The feeble girl watched as the love of her life was hauled off down the sandy path, leading away from their small village... and leading away from her. She continued to watch the entourage of carts and caravans until they were merely black dots on the horizon. Only then did her knees finally give out on her, and she let out the first agonizing cry she had made in a long time.

It could have been minutes or hours later when she felt a rough hand on her shoulder. While she knew it was merely a gesture of comfort, the hand was only a reminder of her new reality. Kallen was gone. And he wouldn't be coming back.

"Renua." The sound of her name broke through the breeze and she almost winced. "Come, love. The evening storm will be coming soon. We must get inside."

The girl, Renua, stood in reply. Head hung low, she followed the owner of the rough hand back towards town, not allowing herself to so much as glance down at the remains of the day. The winds were beginning to pick up, and the two individuals covered their faces so as not to breathe in the rising sands.

Ren didn't dare go back to her home. The place she shared with him. A small part of her thought she would never be able to step foot inside again. Situated inside the home of the owner of the rough hand, a Mrs. Friedla Bartall, Ren looked around as if it was the first time she'd ever been inside. For some reason, nothing looked familiar to her.

"Poor girl has nowhere else to go," Friedla murmured to her husband, just on the edge of earshot from Ren.

The husband replied, "She can stay in one of the infirmary beds as long as she needs."

The Bartalls set off to make up a spot for young Ren, and provided hot food and drink to which she did not touch. How could she eat when he was probably starving? How would she be able to continue living, knowing the conditions he was in? "Friedla."

Her overly polite nature had kicked in, and Mrs. Bartall turned her attention to the girl. "Thank you for your hospitality.

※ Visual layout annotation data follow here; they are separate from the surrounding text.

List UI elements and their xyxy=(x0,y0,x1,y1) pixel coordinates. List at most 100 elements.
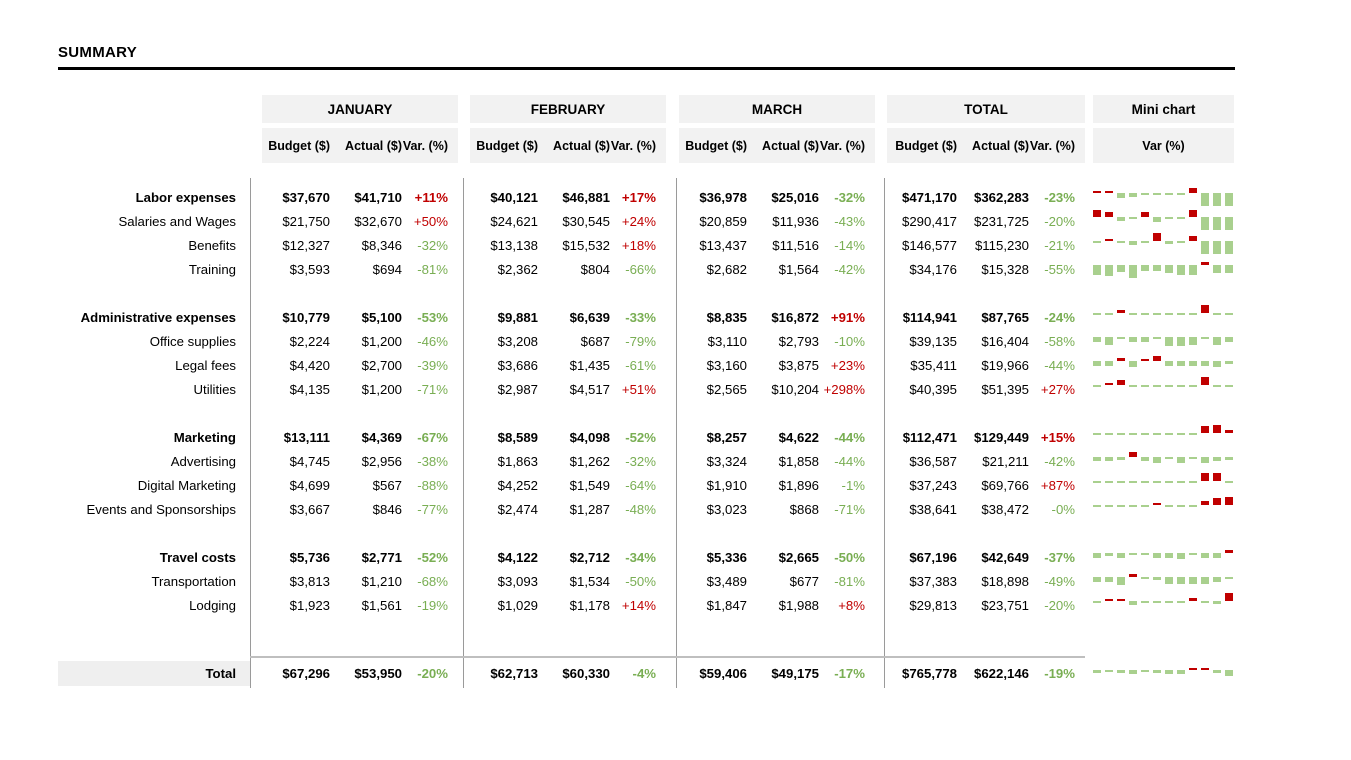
spark-bar xyxy=(1117,380,1125,385)
month-block-mar: $3,324 $1,858 -44% xyxy=(679,454,875,469)
month-block-mar: $5,336 $2,665 -50% xyxy=(679,550,875,565)
budget-cell: $3,593 xyxy=(289,261,330,277)
spark-bar xyxy=(1201,262,1209,265)
actual-cell: $846 xyxy=(372,501,402,517)
mini-chart xyxy=(1093,425,1234,449)
actual-cell: $567 xyxy=(372,477,402,493)
expense-group: Travel costs $5,736 $2,771 -52% $4,122 $2,712… xyxy=(58,545,1235,617)
row-label: Salaries and Wages xyxy=(118,213,236,229)
column-gap xyxy=(666,95,679,123)
var-cell: +11% xyxy=(414,189,448,205)
month-block-jan: $5,736 $2,771 -52% xyxy=(262,550,458,565)
var-cell: -52% xyxy=(417,549,448,565)
spark-bar xyxy=(1129,481,1137,483)
budget-cell: $2,987 xyxy=(497,381,538,397)
budget-cell: $3,208 xyxy=(497,333,538,349)
spark-bar xyxy=(1177,361,1185,366)
spark-bar xyxy=(1129,669,1137,674)
month-block-mar: $3,023 $868 -71% xyxy=(679,502,875,517)
row-label: Advertising xyxy=(170,453,236,469)
spark-bar xyxy=(1129,574,1137,577)
spark-bar xyxy=(1165,313,1173,315)
spark-bar xyxy=(1093,505,1101,507)
actual-cell: $115,230 xyxy=(974,237,1029,253)
actual-cell: $1,287 xyxy=(569,501,610,517)
var-cell: -66% xyxy=(625,261,656,277)
actual-column-header: Actual ($) xyxy=(762,138,819,153)
spark-bar xyxy=(1117,337,1125,339)
budget-cell: $37,383 xyxy=(909,573,957,589)
budget-cell: $10,779 xyxy=(282,309,330,325)
spark-bar xyxy=(1225,669,1233,676)
var-column-header: Var. (%) xyxy=(610,138,656,153)
month-block-total: $290,417 $231,725 -20% xyxy=(887,214,1085,229)
budget-cell: $3,093 xyxy=(497,573,538,589)
header-sub-row: Budget ($) Actual ($) Var. (%) Budget ($) Ac… xyxy=(58,128,1235,163)
spark-bar xyxy=(1189,385,1197,387)
spark-bar xyxy=(1141,577,1149,579)
spark-bar xyxy=(1153,601,1161,603)
spark-bar xyxy=(1153,313,1161,315)
actual-cell: $8,346 xyxy=(361,237,402,253)
budget-cell: $39,135 xyxy=(909,333,957,349)
spark-bar xyxy=(1153,356,1161,361)
month-block-mar: $2,682 $1,564 -42% xyxy=(679,262,875,277)
var-cell: -39% xyxy=(417,357,448,373)
spark-bar xyxy=(1201,473,1209,481)
spark-bar xyxy=(1117,457,1125,460)
budget-column-header: Budget ($) xyxy=(685,138,747,153)
spark-bar xyxy=(1201,667,1209,670)
var-cell: -50% xyxy=(834,549,865,565)
sub-header-block: Budget ($) Actual ($) Var. (%) xyxy=(470,128,666,163)
month-block-mar: $8,835 $16,872 +91% xyxy=(679,310,875,325)
month-block-total: $37,243 $69,766 +87% xyxy=(887,478,1085,493)
budget-cell: $34,176 xyxy=(909,261,957,277)
spark-bar xyxy=(1129,361,1137,367)
spark-bar xyxy=(1141,241,1149,243)
spark-bar xyxy=(1213,577,1221,582)
spark-bar xyxy=(1189,210,1197,217)
row-label: Benefits xyxy=(188,237,236,253)
budget-cell: $3,813 xyxy=(289,573,330,589)
budget-cell: $2,682 xyxy=(706,261,747,277)
spark-bar xyxy=(1189,505,1197,507)
column-gap xyxy=(250,95,262,123)
actual-cell: $15,328 xyxy=(981,261,1029,277)
var-cell: -38% xyxy=(417,453,448,469)
budget-cell: $8,835 xyxy=(706,309,747,325)
table-row: Legal fees $4,420 $2,700 -39% $3,686 $1,435 -6… xyxy=(58,353,1235,377)
spark-bar xyxy=(1165,577,1173,584)
spark-bar xyxy=(1141,457,1149,461)
actual-cell: $2,793 xyxy=(778,333,819,349)
spark-bar xyxy=(1165,433,1173,435)
var-cell: -19% xyxy=(417,597,448,613)
spark-bar xyxy=(1225,497,1233,505)
spark-bar xyxy=(1213,361,1221,367)
spark-bar xyxy=(1105,433,1113,435)
spark-bar xyxy=(1225,577,1233,579)
spark-bar xyxy=(1225,265,1233,273)
spark-bar xyxy=(1213,241,1221,254)
spark-bar xyxy=(1177,385,1185,387)
actual-cell: $3,875 xyxy=(778,357,819,373)
month-block-jan: $4,420 $2,700 -39% xyxy=(262,358,458,373)
spark-bar xyxy=(1105,553,1113,556)
month-block-mar: $20,859 $11,936 -43% xyxy=(679,214,875,229)
spark-bar xyxy=(1105,481,1113,483)
actual-cell: $622,146 xyxy=(973,666,1029,681)
spark-bar xyxy=(1129,265,1137,278)
var-cell: -33% xyxy=(625,309,656,325)
table-row: Lodging $1,923 $1,561 -19% $1,029 $1,178 +14% $… xyxy=(58,593,1235,617)
spark-bar xyxy=(1153,669,1161,673)
budget-cell: $4,252 xyxy=(497,477,538,493)
actual-cell: $1,534 xyxy=(569,573,610,589)
mini-chart xyxy=(1093,233,1234,257)
spark-bar xyxy=(1117,358,1125,361)
spark-bar xyxy=(1213,385,1221,387)
spark-bar xyxy=(1129,241,1137,245)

I think I will turn in for the night."

Friedla simply nodded and watched as Ren headed to her new room, the now lukewarm food and drink left untouched.

The husband and wife embraced for the first time on this reddest of days. The infirmary was empty, but the graveyard would soon be full.

~

A tiny ray of morning light peeked its way through a crack in one of the boarded up windows, and rested on Ren's exhausted face. It was during the late spring and summer months that the evening storms were at their worst.

The girl pressed her palms into the back of her eyelids, wiping away the sleepless night. What if she just stayed in bed forever? Until there was nothing left of her but decomposing flesh and a rotten smell? She shook her head. She couldn't do that to the Bartalls.

Ren dragged herself out of bed, grateful that it was a bed for a single person, so she did not have to gaze down at an empty side. She approached the common area and found the middle aged couple sitting in suffocating silence. The Bartalls provided the village's only health services, and so their home was filled all kinds of supplies and herbs growing in every corner. All of the plants felt both foreign and comfortable out here in the sand village. Ren thought Friedla must have some magical tough for being able to grow anything out here that wasn't cacti. The village, Tenb'ir, was forever thankful that this couple of healers actually wanted to live all the way out here, and Ren was even more thankful that Tenb'ir did not lose either of them the day before.

Mr. Bartall had prepared a simple, but hearty breakfast for the three of them. Friedla greeted her. "Renua, love. Would you like some breakfast?" Ren had to force herself from cringing at hearing her full name.